The UK Home Office promoted the new Business Immigration routes which have been coming into effect progressively since the Spring, hailing them in these terms:
“For the first time, teams of workers will be able to undertake assignments connected to a business’s expansion to the UK, thereby facilitating inward investment. And the new provision for secondments is a world-first in enabling collaboration between UK and international businesses. These new and reformed routes will make mobility across the UK border as frictionless as possible, while at the same time ensuring international trade serves the interests of British workers and our economy.”

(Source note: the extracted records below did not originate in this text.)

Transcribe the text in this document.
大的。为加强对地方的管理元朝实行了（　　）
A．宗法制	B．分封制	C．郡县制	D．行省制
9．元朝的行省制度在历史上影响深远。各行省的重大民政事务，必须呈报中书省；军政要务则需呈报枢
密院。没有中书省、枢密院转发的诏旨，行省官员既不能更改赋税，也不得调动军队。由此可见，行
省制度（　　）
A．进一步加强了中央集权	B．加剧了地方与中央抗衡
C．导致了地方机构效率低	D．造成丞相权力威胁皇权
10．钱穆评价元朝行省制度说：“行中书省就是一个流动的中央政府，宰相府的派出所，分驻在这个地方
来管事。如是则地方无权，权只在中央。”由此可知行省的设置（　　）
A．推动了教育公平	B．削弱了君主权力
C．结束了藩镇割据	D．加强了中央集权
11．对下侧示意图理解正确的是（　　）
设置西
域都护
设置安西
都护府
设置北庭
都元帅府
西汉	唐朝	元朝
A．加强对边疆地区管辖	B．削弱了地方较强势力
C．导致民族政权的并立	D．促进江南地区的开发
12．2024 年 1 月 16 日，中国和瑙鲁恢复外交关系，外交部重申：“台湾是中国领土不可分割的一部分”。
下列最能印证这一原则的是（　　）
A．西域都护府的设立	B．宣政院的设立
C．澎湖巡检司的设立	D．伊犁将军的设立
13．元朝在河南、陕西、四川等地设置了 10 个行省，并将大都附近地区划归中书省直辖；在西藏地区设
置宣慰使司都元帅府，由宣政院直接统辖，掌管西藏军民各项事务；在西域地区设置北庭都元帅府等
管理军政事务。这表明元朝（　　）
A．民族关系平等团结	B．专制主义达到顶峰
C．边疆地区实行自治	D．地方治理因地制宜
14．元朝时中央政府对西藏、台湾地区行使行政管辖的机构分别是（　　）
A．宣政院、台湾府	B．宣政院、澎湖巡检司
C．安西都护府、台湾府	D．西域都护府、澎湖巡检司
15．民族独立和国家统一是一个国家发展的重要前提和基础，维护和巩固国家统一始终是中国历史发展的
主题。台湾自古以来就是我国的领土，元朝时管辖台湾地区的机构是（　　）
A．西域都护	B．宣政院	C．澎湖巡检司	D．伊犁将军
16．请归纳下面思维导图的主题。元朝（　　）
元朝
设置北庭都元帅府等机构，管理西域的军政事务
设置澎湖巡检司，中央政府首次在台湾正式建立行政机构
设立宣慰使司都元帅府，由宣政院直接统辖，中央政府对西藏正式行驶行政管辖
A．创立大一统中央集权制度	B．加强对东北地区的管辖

In my article published in ILPA (Immigration Law Practitioners’ Association) on 24.5.2022, I examine whether the UK Government has achieved its aims and conclude:
“Firstly, rather than simplification, the “omnification” of the routes under a concept of sponsorship, in the interests of “coherence”, has in fact introduced cumbersome red tape and an uncalled-for rigidity as well as over-prescription…
…Finally, the government fails to acknowledge that an economy is driven forward not by the exceptional few but by normal and hardworking SMEs. There is an uneasy feeling of déjà-vu…
They fail to consider the context and economic landscape we are living and working in following the three major seismic shocks on Brexit, Pandemic and the war in Ukraine with all the ripple effects including all the ensuing uncertainty…”
Is it time to take a long hard look at the needs of UK employers and wake up to the realities of the situation we find ourselves in?
Is it time to design a more meaningful immigration offer that will really relaunch our economy given the various crises we are in the midst of?